Na sequência, colocaremos câmeras em todas as ruas, esquinas, árvores, postes, locais públicos, para impedir a violência? Poderemos fazer muros em volta das cidades para controlar a identidade das pessoas que entram em saem delas?
Todos pensarão iguais, farão a mesma coisa, assistirão aos mesmos programas, viverá da mesma forma, tal qual Admirável Mundo Novo?
Com certeza assim será apenas para a grande maioria, tal qual gado, que se coloca a disposição de uma casta de privilegiados que estará encastelado em um paraíso sem nada disso, podendo fazer o que bem entendem, e assim, únicos humanos entre bilhões de escravos!
Ele despertou do torpor que o cimentava na cadeira, olhou a tela, o prompt, o teclado e decidiu-se por gritar, em caixa alta tudo que gostaria de dizer para alertar o mundo, que precisamos estudar mais Epicuro, mais os hedonistas.
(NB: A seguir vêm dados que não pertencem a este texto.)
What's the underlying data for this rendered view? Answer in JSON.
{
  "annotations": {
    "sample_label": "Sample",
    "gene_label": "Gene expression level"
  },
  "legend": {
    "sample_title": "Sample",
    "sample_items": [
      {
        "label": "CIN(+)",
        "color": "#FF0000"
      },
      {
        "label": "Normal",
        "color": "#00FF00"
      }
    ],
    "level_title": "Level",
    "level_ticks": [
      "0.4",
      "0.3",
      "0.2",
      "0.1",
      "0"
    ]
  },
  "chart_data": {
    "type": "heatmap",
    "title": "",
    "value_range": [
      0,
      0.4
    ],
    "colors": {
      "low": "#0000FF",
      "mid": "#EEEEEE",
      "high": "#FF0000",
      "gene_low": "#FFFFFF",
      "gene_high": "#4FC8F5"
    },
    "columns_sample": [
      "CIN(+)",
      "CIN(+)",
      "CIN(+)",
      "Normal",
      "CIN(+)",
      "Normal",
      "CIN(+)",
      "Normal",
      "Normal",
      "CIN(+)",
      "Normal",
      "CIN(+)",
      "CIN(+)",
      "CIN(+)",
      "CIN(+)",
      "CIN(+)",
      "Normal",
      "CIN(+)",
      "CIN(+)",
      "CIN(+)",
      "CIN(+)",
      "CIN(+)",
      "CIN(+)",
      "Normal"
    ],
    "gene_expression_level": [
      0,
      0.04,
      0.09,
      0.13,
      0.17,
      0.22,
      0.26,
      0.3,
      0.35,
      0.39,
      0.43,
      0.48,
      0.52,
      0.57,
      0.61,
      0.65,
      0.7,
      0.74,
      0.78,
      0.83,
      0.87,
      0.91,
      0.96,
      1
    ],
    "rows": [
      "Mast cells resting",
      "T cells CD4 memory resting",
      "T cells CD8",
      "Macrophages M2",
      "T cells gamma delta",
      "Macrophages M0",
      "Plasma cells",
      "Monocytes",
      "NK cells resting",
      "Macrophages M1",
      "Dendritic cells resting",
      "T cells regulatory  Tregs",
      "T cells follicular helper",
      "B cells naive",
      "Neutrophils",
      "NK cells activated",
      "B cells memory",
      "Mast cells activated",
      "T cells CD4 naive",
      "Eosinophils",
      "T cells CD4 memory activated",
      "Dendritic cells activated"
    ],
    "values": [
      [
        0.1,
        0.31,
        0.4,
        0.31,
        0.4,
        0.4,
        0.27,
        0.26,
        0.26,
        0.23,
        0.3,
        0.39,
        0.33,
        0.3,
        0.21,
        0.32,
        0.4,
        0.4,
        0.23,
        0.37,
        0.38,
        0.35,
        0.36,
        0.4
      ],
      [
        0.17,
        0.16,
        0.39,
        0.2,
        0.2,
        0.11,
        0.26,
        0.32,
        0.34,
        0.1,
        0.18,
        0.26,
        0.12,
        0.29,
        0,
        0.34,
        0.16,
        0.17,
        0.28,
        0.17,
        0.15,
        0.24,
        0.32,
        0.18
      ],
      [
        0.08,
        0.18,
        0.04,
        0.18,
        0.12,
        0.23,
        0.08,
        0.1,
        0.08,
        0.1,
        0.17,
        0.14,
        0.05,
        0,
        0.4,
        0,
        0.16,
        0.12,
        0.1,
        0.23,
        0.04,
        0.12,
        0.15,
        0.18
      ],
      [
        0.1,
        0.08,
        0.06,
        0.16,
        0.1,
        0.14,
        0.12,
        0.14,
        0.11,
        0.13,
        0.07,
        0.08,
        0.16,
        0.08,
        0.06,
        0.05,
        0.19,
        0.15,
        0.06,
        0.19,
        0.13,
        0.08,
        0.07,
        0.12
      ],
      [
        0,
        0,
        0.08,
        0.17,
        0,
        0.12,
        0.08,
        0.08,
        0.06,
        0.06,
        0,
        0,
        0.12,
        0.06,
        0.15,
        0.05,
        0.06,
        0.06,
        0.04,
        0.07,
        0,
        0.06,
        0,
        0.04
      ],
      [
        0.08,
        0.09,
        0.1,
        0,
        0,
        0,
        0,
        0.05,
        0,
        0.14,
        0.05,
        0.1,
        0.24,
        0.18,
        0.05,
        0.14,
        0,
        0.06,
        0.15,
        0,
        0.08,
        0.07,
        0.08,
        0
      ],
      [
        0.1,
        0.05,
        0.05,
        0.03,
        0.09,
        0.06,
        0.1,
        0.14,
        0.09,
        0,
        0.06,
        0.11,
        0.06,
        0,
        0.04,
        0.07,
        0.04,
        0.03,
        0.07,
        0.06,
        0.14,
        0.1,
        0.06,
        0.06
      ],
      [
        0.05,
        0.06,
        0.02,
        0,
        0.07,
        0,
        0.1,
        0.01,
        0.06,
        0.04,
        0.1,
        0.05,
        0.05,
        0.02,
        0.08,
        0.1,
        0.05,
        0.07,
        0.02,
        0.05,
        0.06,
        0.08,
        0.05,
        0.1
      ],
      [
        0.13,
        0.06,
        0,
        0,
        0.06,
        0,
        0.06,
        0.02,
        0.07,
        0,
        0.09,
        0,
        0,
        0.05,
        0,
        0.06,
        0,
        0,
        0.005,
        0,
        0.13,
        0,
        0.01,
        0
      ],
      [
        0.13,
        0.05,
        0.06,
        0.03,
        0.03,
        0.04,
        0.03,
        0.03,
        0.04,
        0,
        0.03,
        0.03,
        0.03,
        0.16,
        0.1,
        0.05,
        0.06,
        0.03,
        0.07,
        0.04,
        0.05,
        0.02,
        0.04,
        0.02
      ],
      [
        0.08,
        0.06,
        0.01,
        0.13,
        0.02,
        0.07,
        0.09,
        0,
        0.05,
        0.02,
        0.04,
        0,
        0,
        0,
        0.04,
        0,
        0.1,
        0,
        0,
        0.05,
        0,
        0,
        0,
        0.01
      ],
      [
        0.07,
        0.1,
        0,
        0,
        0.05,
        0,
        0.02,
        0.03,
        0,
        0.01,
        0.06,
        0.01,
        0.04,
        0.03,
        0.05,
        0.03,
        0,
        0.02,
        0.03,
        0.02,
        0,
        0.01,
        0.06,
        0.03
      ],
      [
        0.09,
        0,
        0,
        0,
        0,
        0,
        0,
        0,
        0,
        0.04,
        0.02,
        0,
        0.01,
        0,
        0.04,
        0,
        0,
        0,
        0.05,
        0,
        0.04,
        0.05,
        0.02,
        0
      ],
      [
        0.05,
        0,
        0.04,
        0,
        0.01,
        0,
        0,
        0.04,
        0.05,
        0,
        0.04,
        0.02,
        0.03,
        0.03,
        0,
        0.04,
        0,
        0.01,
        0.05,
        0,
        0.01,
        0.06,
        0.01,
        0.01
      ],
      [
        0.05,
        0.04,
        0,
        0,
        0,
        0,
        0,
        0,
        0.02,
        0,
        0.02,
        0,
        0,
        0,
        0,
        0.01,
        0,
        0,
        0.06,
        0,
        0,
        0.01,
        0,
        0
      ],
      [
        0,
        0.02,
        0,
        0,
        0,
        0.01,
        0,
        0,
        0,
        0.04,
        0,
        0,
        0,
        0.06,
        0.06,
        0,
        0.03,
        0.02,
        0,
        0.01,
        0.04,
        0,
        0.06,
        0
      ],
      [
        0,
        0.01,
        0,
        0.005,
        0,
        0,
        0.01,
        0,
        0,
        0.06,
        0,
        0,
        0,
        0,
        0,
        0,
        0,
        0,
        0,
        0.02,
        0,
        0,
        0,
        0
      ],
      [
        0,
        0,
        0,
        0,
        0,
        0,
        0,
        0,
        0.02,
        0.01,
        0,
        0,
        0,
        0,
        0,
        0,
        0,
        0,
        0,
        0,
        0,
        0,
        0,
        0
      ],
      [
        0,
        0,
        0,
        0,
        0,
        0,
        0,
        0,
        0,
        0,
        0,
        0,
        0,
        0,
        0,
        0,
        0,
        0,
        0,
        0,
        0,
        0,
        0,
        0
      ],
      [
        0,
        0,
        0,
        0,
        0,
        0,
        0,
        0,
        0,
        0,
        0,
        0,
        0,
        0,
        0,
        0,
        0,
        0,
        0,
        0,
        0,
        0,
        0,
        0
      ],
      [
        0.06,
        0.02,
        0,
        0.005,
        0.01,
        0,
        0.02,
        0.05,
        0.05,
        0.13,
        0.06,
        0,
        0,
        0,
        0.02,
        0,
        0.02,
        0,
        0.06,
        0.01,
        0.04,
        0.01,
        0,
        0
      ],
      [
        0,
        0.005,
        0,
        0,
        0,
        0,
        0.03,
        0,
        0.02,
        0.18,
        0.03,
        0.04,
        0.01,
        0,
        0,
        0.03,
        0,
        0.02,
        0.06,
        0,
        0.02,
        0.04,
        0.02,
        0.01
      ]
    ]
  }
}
Precisamos esquecer que o mundo pode ser melhor à custa de nossa frágil humanidade!
Pôs-se a escrever, freneticamente, horas, dias, semanas, até que um dia fundiu-se ao teclado, e está, como um alter-ego, soprando a todo que escreve, com liberdade, que não ceda ao imperativo da desumanização que se opera a cada momento que lemos algo estúpido, que busca a nossa despersonalização, que busca a unanimidade burra, que sepulta toda possibilidade de existência, para além de um repolho!